The dense forests supply them with everything they need to survive, including timber to build homes, food, and medicines, increasing the probability they can earn livelihoods and survive. “SC is not only a land-use system but a way of life, hence, the people cling on to this,” said Pandey. “To safeguard sustainability, optimise ecosystem-based approaches and socio-ecological system frameworks, harmonisation of cultural ecosystem services and human wellbeing would be essential so as to ensure positive outcomes of management interventions on SC.”
In other words, planning for better adaptation needs to satisfy the less tangible needs and aspirations of these communities, allowing them to sustain their rich cultural traditions.
Suresh Babu, head of capacity strengthening at the International Food Policy Research Institute (IFPRI), believes COVID-19 has allowed SC to be seen with a fresh perspective, particularly in terms of boosting food security and agriculture for the communities who practice it.

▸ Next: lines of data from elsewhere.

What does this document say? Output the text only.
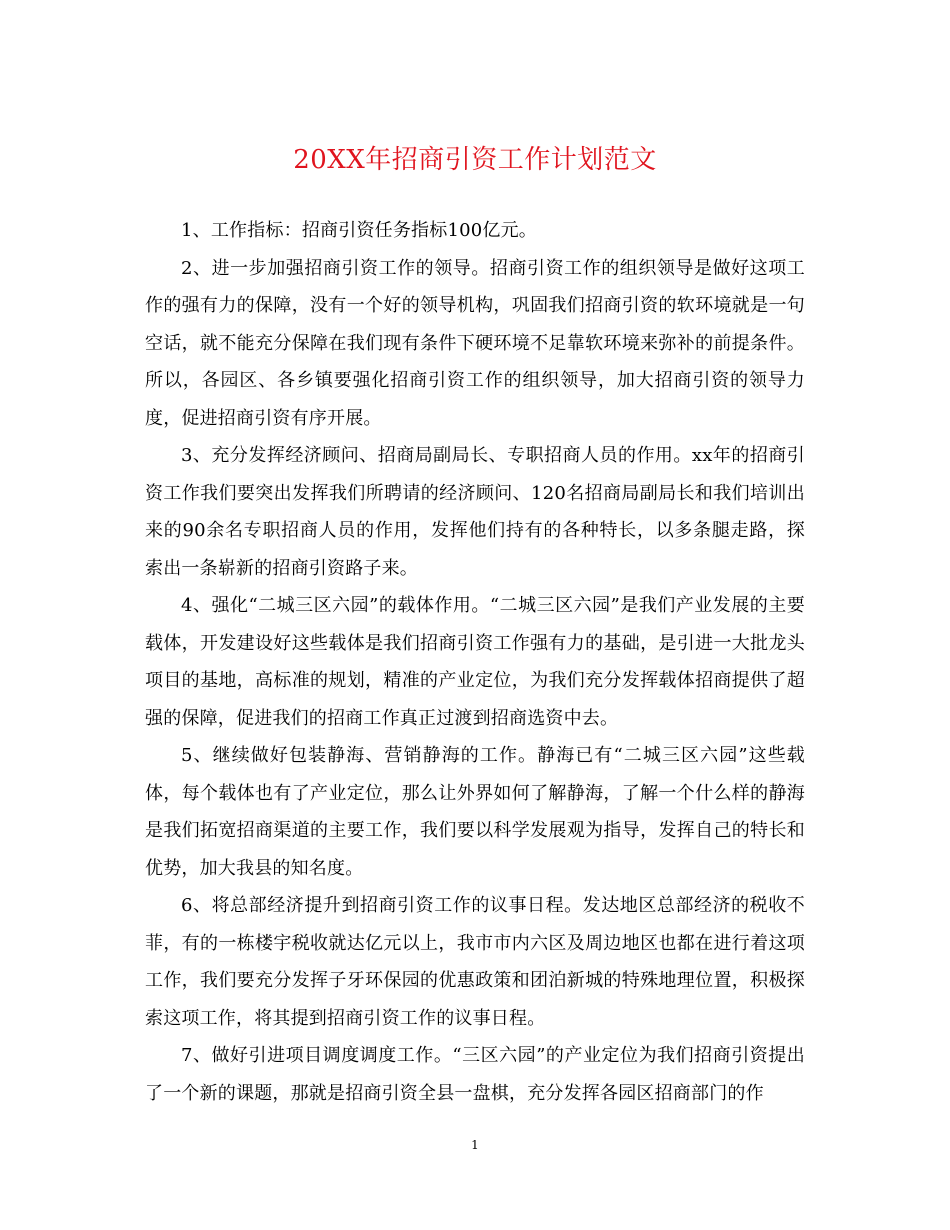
20XX年招商引资工作计划范文

1、工作指标：招商引资任务指标100亿元。

2、进一步加强招商引资工作的领导。招商引资工作的组织领导是做好这项工作的强有力的保障，没有一个好的领导机构，巩固我们招商引资的软环境就是一句空话，就不能充分保障在我们现有条件下硬环境不足靠软环境来弥补的前提条件。所以，各园区、各乡镇要强化招商引资工作的组织领导，加大招商引资的领导力度，促进招商引资有序开展。

3、充分发挥经济顾问、招商局副局长、专职招商人员的作用。xx年的招商引资工作我们要突出发挥我们所聘请的经济顾问、120名招商局副局长和我们培训出来的90余名专职招商人员的作用，发挥他们持有的各种特长，以多条腿走路，探索出一条崭新的招商引资路子来。

4、强化“二城三区六园”的载体作用。“二城三区六园”是我们产业发展的主要载体，开发建设好这些载体是我们招商引资工作强有力的基础，是引进一大批龙头项目的基地，高标准的规划，精准的产业定位，为我们充分发挥载体招商提供了超强的保障，促进我们的招商工作真正过渡到招商选资中去。

5、继续做好包装静海、营销静海的工作。静海已有“二城三区六园”这些载体，每个载体也有了产业定位，那么让外界如何了解静海，了解一个什么样的静海是我们拓宽招商渠道的主要工作，我们要以科学发展观为指导，发挥自己的特长和优势，加大我县的知名度。

6、将总部经济提升到招商引资工作的议事日程。发达地区总部经济的税收不菲，有的一栋楼宇税收就达亿元以上，我市市内六区及周边地区也都在进行着这项工作，我们要充分发挥子牙环保园的优惠政策和团泊新城的特殊地理位置，积极探索这项工作，将其提到招商引资工作的议事日程。

7、做好引进项目调度调度工作。“三区六园”的产业定位为我们招商引资提出了一个新的课题，那就是招商引资全县一盘棋，充分发挥各园区招商部门的作

1
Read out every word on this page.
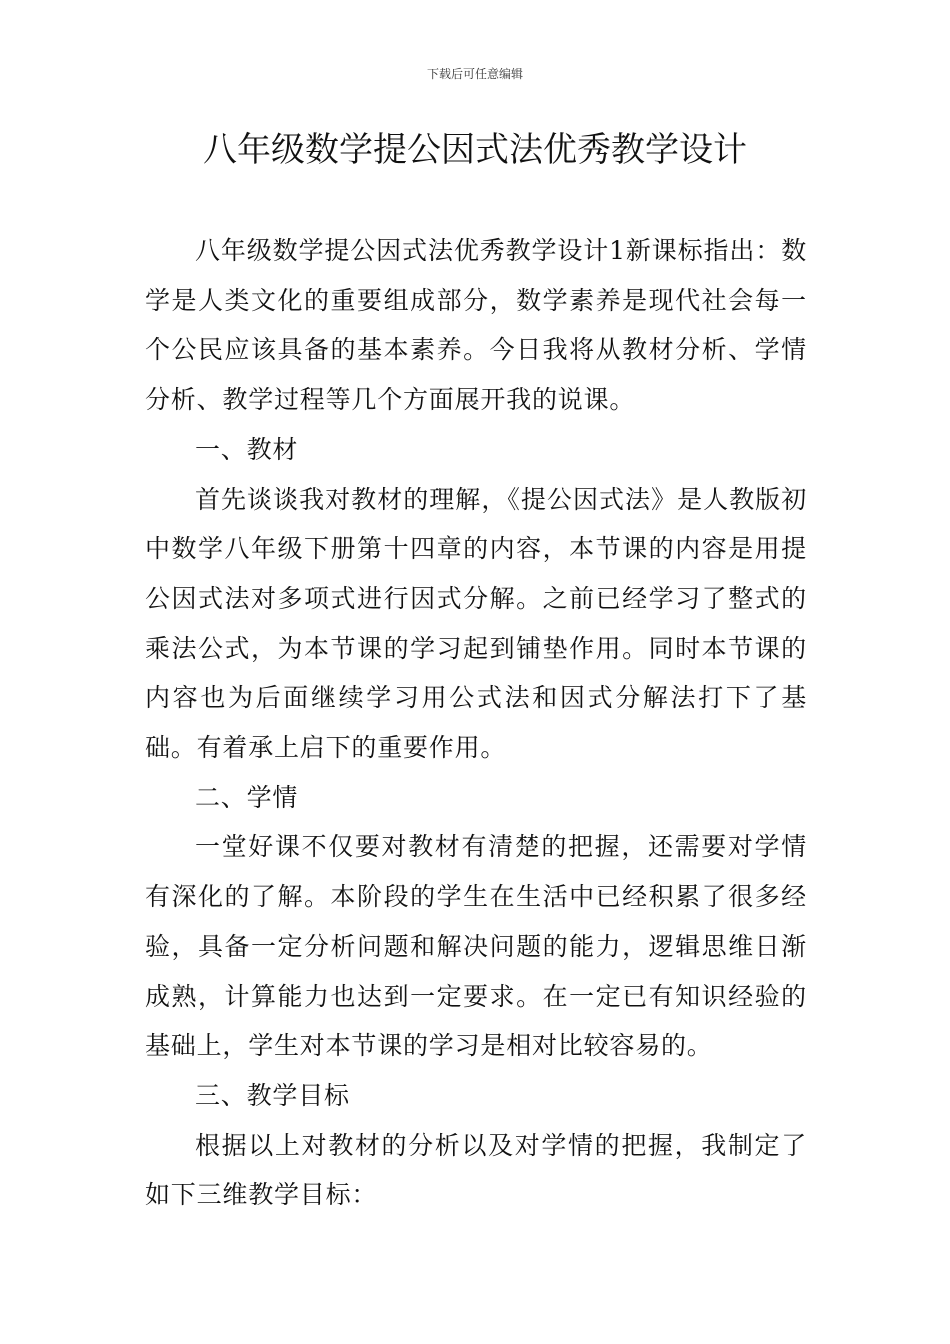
下载后可任意编辑
八年级数学提公因式法优秀教学设计

八年级数学提公因式法优秀教学设计1新课标指出：数学是人类文化的重要组成部分，数学素养是现代社会每一个公民应该具备的基本素养。今日我将从教材分析、学情分析、教学过程等几个方面展开我的说课。

一、教材

首先谈谈我对教材的理解，《提公因式法》是人教版初中数学八年级下册第十四章的内容，本节课的内容是用提公因式法对多项式进行因式分解。之前已经学习了整式的乘法公式，为本节课的学习起到铺垫作用。同时本节课的内容也为后面继续学习用公式法和因式分解法打下了基础。有着承上启下的重要作用。

二、学情

一堂好课不仅要对教材有清楚的把握，还需要对学情有深化的了解。本阶段的学生在生活中已经积累了很多经验，具备一定分析问题和解决问题的能力，逻辑思维日渐成熟，计算能力也达到一定要求。在一定已有知识经验的基础上，学生对本节课的学习是相对比较容易的。

三、教学目标

根据以上对教材的分析以及对学情的把握，我制定了如下三维教学目标：
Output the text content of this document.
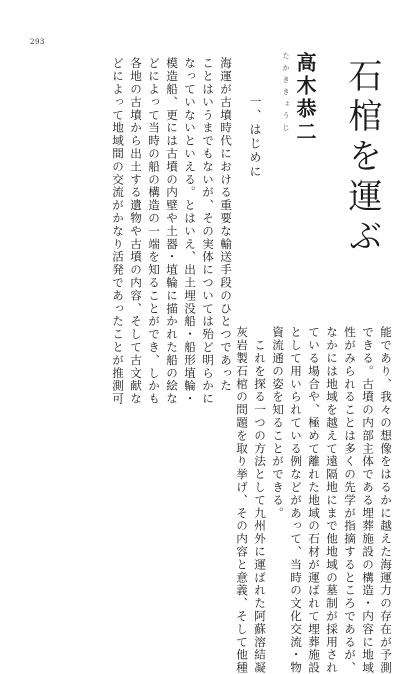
293
石棺を運ぶ
たかききょうじ 高木恭二
一、はじめに
海運が古墳時代における重要な輸送手段のひとつであった
ことはいうまでもないが、その実体については殆ど明らかに
なっていないといえる。とはいえ、出土埋没船・船形埴輪・
模造船、更には古墳の内壁や土器・埴輪に描かれた船の絵な
どによって当時の船の構造の一端を知ることができ、しかも
各地の古墳から出土する遺物や古墳の内容、そして古文献な
どによって地域間の交流がかなり活発であったことが推測可
能であり、我々の想像をはるかに越えた海運力の存在が予測
できる。古墳の内部主体である埋葬施設の構造・内容に地域
性がみられることは多くの先学が指摘するところであるが、
なかには地域を越えて遠隔地にまで他地域の墓制が採用され
ている場合や、極めて離れた地域の石材が運ばれて埋葬施設
として用いられている例などがあって、当時の文化交流・物
資流通の姿を知ることができる。
　これを探る一つの方法として九州外に運ばれた阿蘇溶結凝
灰岩製石棺の問題を取り挙げ、その内容と意義、そして他種
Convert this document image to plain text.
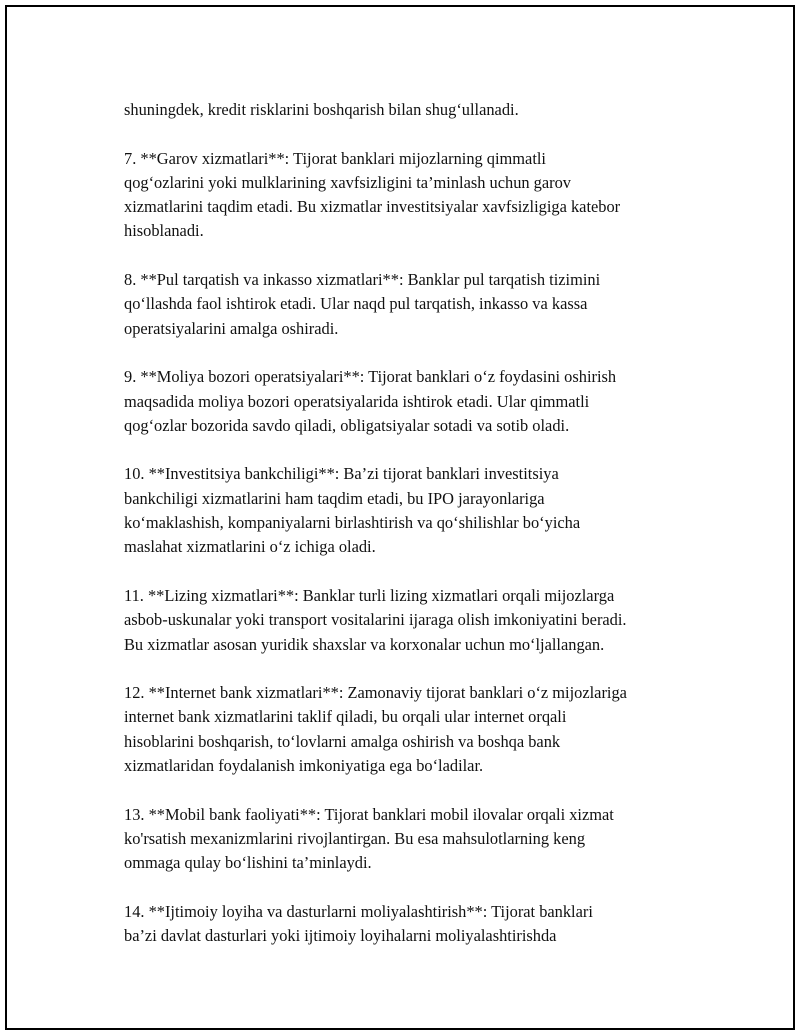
shuningdek, kredit risklarini boshqarish bilan shug‘ullanadi.

7. **Garov xizmatlari**: Tijorat banklari mijozlarning qimmatli
qog‘ozlarini yoki mulklarining xavfsizligini ta’minlash uchun garov
xizmatlarini taqdim etadi. Bu xizmatlar investitsiyalar xavfsizligiga katebor
hisoblanadi.

8. **Pul tarqatish va inkasso xizmatlari**: Banklar pul tarqatish tizimini
qo‘llashda faol ishtirok etadi. Ular naqd pul tarqatish, inkasso va kassa
operatsiyalarini amalga oshiradi.

9. **Moliya bozori operatsiyalari**: Tijorat banklari o‘z foydasini oshirish
maqsadida moliya bozori operatsiyalarida ishtirok etadi. Ular qimmatli
qog‘ozlar bozorida savdo qiladi, obligatsiyalar sotadi va sotib oladi.

10. **Investitsiya bankchiligi**: Ba’zi tijorat banklari investitsiya
bankchiligi xizmatlarini ham taqdim etadi, bu IPO jarayonlariga
ko‘maklashish, kompaniyalarni birlashtirish va qo‘shilishlar bo‘yicha
maslahat xizmatlarini o‘z ichiga oladi.

11. **Lizing xizmatlari**: Banklar turli lizing xizmatlari orqali mijozlarga
asbob-uskunalar yoki transport vositalarini ijaraga olish imkoniyatini beradi.
Bu xizmatlar asosan yuridik shaxslar va korxonalar uchun mo‘ljallangan.

12. **Internet bank xizmatlari**: Zamonaviy tijorat banklari o‘z mijozlariga
internet bank xizmatlarini taklif qiladi, bu orqali ular internet orqali
hisoblarini boshqarish, to‘lovlarni amalga oshirish va boshqa bank
xizmatlaridan foydalanish imkoniyatiga ega bo‘ladilar.

13. **Mobil bank faoliyati**: Tijorat banklari mobil ilovalar orqali xizmat
ko'rsatish mexanizmlarini rivojlantirgan. Bu esa mahsulotlarning keng
ommaga qulay bo‘lishini ta’minlaydi.

14. **Ijtimoiy loyiha va dasturlarni moliyalashtirish**: Tijorat banklari
ba’zi davlat dasturlari yoki ijtimoiy loyihalarni moliyalashtirishda
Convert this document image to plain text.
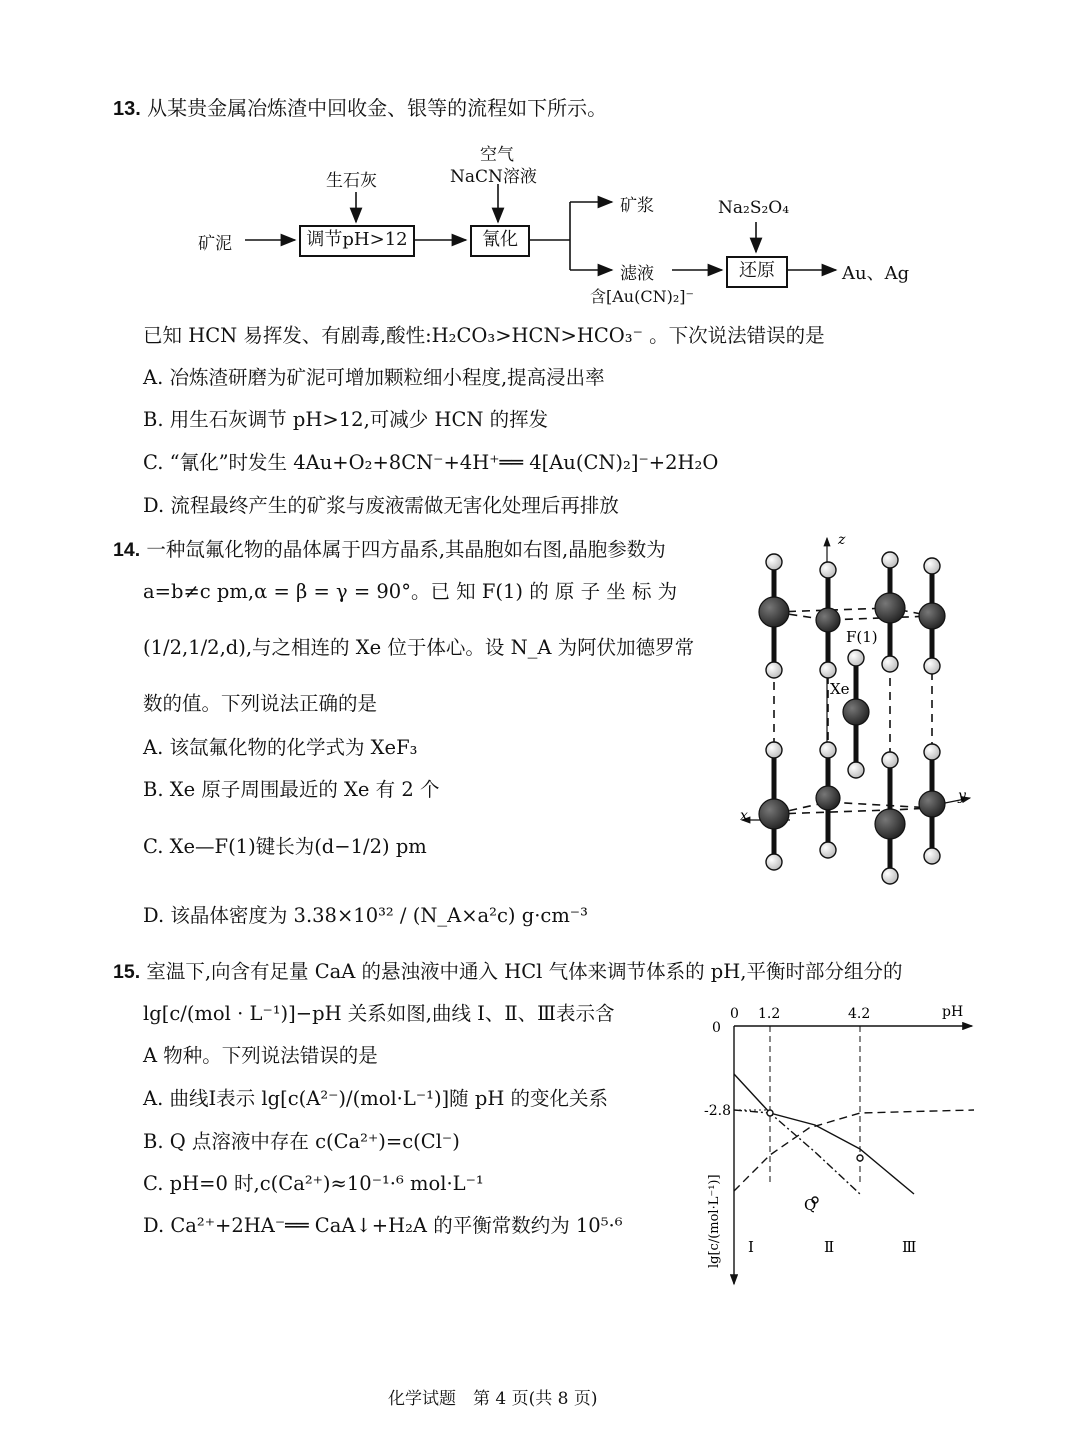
13. 从某贵金属冶炼渣中回收金、银等的流程如下所示。
矿泥
生石灰
调节pH>12
空气
NaCN溶液
氰化
矿浆
滤液
含[Au(CN)₂]⁻
Na₂S₂O₄
还原	Au、Ag
已知 HCN 易挥发、有剧毒,酸性:H₂CO₃>HCN>HCO₃⁻ 。下次说法错误的是
A. 冶炼渣研磨为矿泥可增加颗粒细小程度,提高浸出率
B. 用生石灰调节 pH>12,可减少 HCN 的挥发
C. “氰化”时发生 4Au+O₂+8CN⁻+4H⁺══ 4[Au(CN)₂]⁻+2H₂O
D. 流程最终产生的矿浆与废液需做无害化处理后再排放
14. 一种氙氟化物的晶体属于四方晶系,其晶胞如右图,晶胞参数为
a=b≠c pm,α = β = γ = 90°。已 知 F(1) 的 原 子 坐 标 为
(1/2,1/2,d),与之相连的 Xe 位于体心。设 N_A 为阿伏加德罗常
数的值。下列说法正确的是
A. 该氙氟化物的化学式为 XeF₃
B. Xe 原子周围最近的 Xe 有 2 个
C. Xe—F(1)键长为(d−1/2) pm
D. 该晶体密度为 3.38×10³² / (N_A×a²c) g·cm⁻³
z
y
x
F(1)
Xe
15. 室温下,向含有足量 CaA 的悬浊液中通入 HCl 气体来调节体系的 pH,平衡时部分组分的
lg[c/(mol · L⁻¹)]−pH 关系如图,曲线 Ⅰ、Ⅱ、Ⅲ表示含
A 物种。下列说法错误的是
A. 曲线Ⅰ表示 lg[c(A²⁻)/(mol·L⁻¹)]随 pH 的变化关系
B. Q 点溶液中存在 c(Ca²⁺)=c(Cl⁻)
C. pH=0 时,c(Ca²⁺)≈10⁻¹·⁶ mol·L⁻¹
D. Ca²⁺+2HA⁻══ CaA↓+H₂A 的平衡常数约为 10⁵·⁶
0 1.2	4.2
0
-2.8
pH
lg[c/(mol·L⁻¹)] Ⅰ	Ⅱ	Ⅲ
Q
化学试题　第 4 页(共 8 页)
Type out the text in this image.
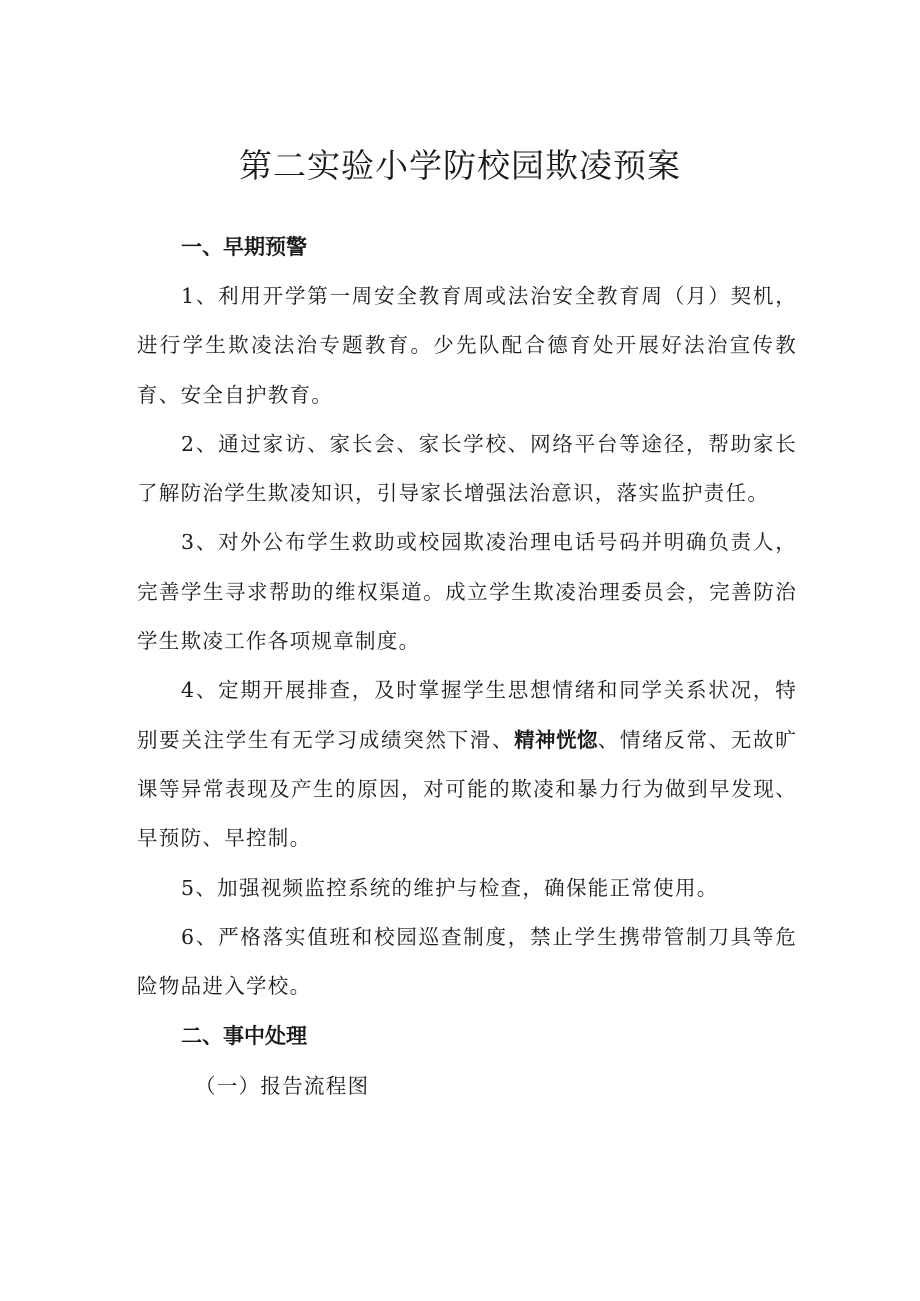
第二实验小学防校园欺凌预案
一、早期预警

1、利用开学第一周安全教育周或法治安全教育周（月）契机，进行学生欺凌法治专题教育。少先队配合德育处开展好法治宣传教育、安全自护教育。

2、通过家访、家长会、家长学校、网络平台等途径，帮助家长了解防治学生欺凌知识，引导家长增强法治意识，落实监护责任。

3、对外公布学生救助或校园欺凌治理电话号码并明确负责人，完善学生寻求帮助的维权渠道。成立学生欺凌治理委员会，完善防治学生欺凌工作各项规章制度。

4、定期开展排查，及时掌握学生思想情绪和同学关系状况，特别要关注学生有无学习成绩突然下滑、精神恍惚、情绪反常、无故旷课等异常表现及产生的原因，对可能的欺凌和暴力行为做到早发现、早预防、早控制。

5、加强视频监控系统的维护与检查，确保能正常使用。

6、严格落实值班和校园巡查制度，禁止学生携带管制刀具等危险物品进入学校。

二、事中处理

（一）报告流程图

He says, “the ecological aspects of SC are key for the preservation of indigenous crops and cultivars grown by native populations for centuries.” Its characteristics are “useful in the context of addressing climate change and other uncertainties.” These, however, require “strong institutional support” and “collective action institutions to be nurtured amongst them.”
Recently, the government has announced shifting cultivation may soon receive legal backing. A comprehensive policy is being written, spearheaded by government think tank NITI Aayog, aimed at supporting the practice and ensuring cultivators have access to credit and benefits such as subsidies. This plan includes defining the land used for SC as agricultural land, something Teegalapalli sees as “a welcome move” as long as it is carefully implemented.